When the Eagles announced before the season that rookie Carson Wentz would be the starting quarterback, Giants defensive coordinator Steve Spagnuolo instinctively got excited.
“You look at the schedule and all of a sudden they put a rookie quarterback in there early,” Spagnuolo said. “Everyone gets excited about playing a rookie quarterback if you are on defense.”
But after watching Wentz complete 65.8 percent of his passes for 1,526 yards, nine touchdowns and three interceptions in the first seven games, Spagnuolo is less excited about facing the rookie on Sunday.
“He doesn’t look like a rookie quarterback to me,” Spagnuolo said. “He really doesn’t. Not the way he functions.”
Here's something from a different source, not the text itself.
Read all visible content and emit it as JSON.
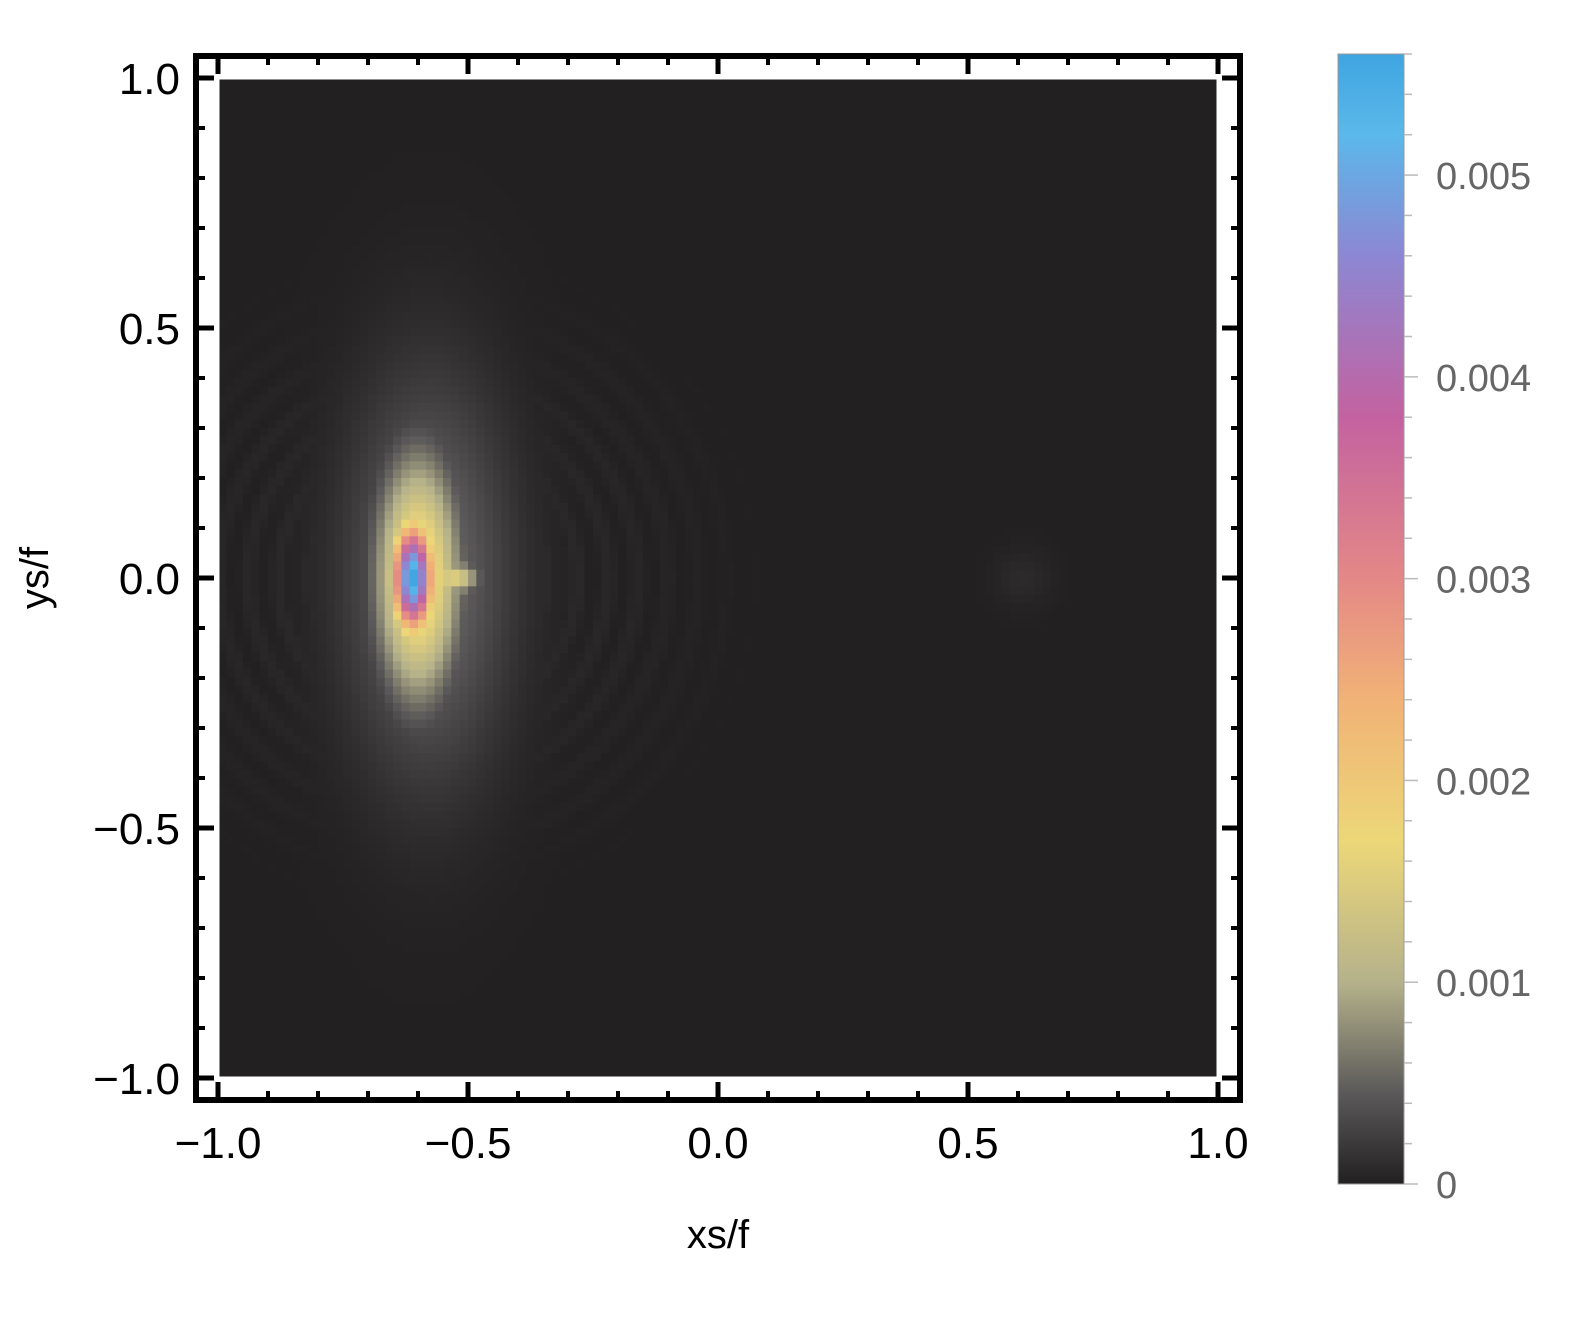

Spagnuolo said he was instantly impressed with Wentz’s ability to throw the ball while moving to his left.
“He throws the ball as good going left as I have ever seen a right-handed quarterback do it,” Spagnuolo said.
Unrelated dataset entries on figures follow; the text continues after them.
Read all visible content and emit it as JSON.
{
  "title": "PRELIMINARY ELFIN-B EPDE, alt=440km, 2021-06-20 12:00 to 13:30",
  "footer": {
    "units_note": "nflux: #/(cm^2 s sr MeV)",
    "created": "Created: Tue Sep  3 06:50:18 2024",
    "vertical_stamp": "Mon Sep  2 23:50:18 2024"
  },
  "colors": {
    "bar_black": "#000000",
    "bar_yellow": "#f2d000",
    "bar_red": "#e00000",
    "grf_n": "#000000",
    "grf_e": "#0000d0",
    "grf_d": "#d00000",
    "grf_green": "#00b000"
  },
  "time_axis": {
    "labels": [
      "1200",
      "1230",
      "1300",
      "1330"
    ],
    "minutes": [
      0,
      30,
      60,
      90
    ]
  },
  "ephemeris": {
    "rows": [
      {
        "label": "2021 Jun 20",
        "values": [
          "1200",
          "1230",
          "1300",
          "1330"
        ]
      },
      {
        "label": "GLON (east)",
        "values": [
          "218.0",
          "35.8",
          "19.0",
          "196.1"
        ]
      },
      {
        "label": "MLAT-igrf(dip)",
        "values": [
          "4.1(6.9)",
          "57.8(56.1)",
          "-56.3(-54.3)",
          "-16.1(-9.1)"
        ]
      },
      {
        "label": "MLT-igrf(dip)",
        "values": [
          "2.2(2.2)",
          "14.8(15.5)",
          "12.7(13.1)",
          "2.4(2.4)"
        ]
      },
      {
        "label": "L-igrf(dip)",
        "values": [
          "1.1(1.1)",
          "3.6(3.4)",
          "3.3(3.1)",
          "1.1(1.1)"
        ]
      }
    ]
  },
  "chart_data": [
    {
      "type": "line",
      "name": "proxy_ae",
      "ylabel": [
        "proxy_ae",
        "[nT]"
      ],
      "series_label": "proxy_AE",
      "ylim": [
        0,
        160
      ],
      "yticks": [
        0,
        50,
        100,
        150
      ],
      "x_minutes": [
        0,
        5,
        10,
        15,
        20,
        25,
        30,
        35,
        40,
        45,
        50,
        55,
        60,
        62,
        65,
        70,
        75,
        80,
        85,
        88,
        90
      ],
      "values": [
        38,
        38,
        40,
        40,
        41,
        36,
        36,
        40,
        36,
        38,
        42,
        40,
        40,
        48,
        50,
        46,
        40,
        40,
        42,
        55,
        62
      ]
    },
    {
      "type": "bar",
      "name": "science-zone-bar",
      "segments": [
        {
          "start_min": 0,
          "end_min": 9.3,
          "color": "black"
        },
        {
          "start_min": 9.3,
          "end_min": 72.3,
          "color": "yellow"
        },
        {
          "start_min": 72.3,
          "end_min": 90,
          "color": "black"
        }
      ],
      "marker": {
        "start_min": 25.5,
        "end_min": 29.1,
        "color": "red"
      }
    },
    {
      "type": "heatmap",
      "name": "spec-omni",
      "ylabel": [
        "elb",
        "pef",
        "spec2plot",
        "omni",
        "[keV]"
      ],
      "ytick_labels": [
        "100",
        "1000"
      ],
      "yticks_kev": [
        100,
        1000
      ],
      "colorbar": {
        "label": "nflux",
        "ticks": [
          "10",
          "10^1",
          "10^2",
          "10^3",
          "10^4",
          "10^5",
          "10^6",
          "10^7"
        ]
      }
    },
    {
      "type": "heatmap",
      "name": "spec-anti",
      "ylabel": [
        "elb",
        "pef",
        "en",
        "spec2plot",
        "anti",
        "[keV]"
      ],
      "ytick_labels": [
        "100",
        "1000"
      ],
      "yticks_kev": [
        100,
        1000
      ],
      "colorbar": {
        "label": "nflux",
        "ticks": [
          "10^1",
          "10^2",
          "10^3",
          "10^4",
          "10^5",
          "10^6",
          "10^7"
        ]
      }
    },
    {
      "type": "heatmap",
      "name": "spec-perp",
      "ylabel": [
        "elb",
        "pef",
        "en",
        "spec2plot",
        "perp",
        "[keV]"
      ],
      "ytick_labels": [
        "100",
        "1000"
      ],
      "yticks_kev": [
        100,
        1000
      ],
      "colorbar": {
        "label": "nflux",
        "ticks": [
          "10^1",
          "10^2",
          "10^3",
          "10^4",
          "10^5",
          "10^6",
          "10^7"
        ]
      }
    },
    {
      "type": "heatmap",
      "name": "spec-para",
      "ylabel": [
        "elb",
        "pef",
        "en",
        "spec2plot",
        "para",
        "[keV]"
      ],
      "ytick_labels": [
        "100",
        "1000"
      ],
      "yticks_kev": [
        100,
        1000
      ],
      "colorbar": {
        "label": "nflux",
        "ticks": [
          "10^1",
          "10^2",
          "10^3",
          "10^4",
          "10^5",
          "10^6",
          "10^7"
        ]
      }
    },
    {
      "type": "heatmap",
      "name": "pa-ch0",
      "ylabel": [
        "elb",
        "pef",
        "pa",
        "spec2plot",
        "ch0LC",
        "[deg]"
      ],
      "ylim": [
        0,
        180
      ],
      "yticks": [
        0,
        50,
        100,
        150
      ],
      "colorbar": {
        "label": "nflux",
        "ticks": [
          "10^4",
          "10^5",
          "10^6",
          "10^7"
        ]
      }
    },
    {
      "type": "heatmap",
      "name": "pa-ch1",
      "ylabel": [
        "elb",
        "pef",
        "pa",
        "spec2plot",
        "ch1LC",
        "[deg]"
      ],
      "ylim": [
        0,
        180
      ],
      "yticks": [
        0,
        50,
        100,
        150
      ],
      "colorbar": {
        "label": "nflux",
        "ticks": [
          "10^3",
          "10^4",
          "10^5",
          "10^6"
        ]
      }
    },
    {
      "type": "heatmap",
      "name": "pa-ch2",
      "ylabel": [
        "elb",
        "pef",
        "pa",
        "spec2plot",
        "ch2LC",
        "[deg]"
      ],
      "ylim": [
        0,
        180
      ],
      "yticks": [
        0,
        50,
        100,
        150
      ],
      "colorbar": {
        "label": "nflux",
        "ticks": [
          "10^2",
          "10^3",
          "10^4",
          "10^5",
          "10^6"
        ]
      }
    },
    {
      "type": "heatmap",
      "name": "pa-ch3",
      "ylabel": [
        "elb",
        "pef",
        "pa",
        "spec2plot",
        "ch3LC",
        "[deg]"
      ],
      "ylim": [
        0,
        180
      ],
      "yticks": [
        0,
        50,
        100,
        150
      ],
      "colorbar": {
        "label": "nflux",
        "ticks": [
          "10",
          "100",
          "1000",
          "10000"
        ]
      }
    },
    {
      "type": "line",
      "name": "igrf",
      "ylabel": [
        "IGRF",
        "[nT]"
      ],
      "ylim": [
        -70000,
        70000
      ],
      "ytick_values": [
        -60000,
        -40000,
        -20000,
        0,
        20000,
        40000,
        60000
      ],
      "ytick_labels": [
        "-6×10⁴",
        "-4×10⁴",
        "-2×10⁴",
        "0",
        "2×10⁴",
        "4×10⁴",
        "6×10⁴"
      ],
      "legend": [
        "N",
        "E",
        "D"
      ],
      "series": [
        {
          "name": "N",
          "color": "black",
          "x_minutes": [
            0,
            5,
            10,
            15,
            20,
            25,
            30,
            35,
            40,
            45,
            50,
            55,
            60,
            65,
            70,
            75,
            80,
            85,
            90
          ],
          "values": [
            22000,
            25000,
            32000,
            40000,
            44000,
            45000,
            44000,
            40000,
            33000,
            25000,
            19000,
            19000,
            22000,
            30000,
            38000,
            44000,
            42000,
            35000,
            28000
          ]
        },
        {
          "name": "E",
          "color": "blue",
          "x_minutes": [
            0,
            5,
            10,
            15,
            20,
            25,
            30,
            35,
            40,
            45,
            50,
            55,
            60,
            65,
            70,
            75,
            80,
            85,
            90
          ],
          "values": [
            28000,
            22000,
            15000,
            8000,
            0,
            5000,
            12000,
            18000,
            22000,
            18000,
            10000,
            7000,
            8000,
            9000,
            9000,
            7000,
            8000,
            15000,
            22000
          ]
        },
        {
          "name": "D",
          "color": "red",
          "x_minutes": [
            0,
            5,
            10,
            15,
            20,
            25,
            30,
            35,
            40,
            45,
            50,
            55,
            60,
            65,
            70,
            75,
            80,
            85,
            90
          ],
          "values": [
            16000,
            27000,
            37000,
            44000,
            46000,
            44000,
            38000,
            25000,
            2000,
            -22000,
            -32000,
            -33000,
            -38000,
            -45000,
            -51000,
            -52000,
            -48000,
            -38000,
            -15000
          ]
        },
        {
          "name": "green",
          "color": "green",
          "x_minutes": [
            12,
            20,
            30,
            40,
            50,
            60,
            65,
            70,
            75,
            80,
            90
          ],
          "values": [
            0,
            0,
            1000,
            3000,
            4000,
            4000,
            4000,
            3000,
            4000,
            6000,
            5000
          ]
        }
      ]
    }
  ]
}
Spagnuolo’s players share his respect for Wentz.
“You put the film on and you wouldn’t think that he’s a rookie quarterback just watching the plays, how he progresses into his throws,” defensive end Olivier Vernon said. “Just the decision making that he makes. He’s a good player. Good football player. We have a good game to look forward to.”
Here are some additional notes from the coordinators on Thursday:
•Linebacker Devon Kennard was used as an edge rusher in passing situations for the first time in the Giants’ win over the Rams before the bye. Spagnuolo liked what he saw from Kennard in that role.
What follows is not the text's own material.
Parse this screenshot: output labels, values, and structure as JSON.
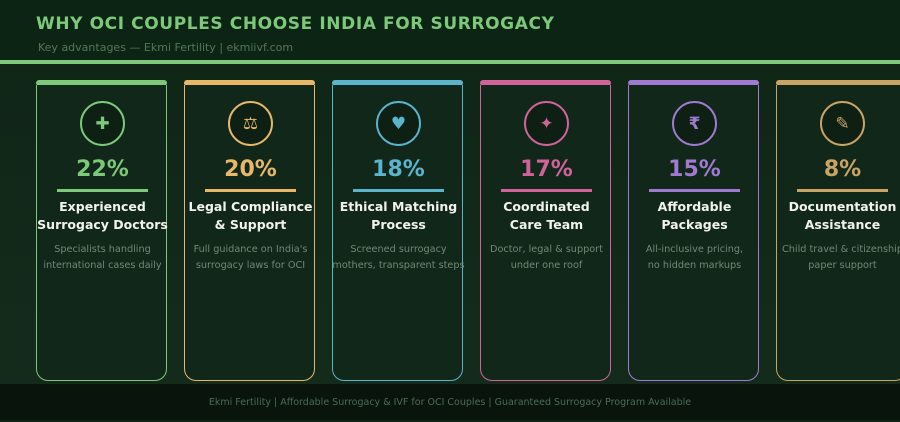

“A little bit of it has been dictated by what the offense puts out for personnel,” Spagnuolo said. “I was very happy with what he did over in London in some passing situations, so we need to get him oiled up.”
•The Giants haven’t tipped their hand on any changes at running back coming out of the bye. But if rookie Paul Perkins doesn’t see a spike in snaps, it will likely be a result of pass protection concerns.
“He’s got the big sombrero in terms of the adjustments and how Eli (Manning) can change the protection,” offensive coordinator Mike Sullivan said. “If a guy can’t do that and he can do the other things, that’s going to limit the opportunities. I think he’s shown some progress and some versatility in being able to run it, catch it and a primary for us to protect the quarterback.”
•Punt returner Dwayne Harris has fair-caught two punts inside the 10-yard line this season. Special teams coordinator said there isn’t a hard-and-fast cut-off point for fair catches.
“Some punters, it bounces at the 6 and now you’re starting at the 2,” Quinn said. “Try and preserve as much field position as you can. We always say around the 8. You have to know where you are. Obviously you don’t want to get back there, catch it, try to return it and have something bad happen. You have to make good decisions, which he’s done for the most part. You can’t always bank that it’s going to bounce into the end zone. With the Aussie punt, that usually bounces back.”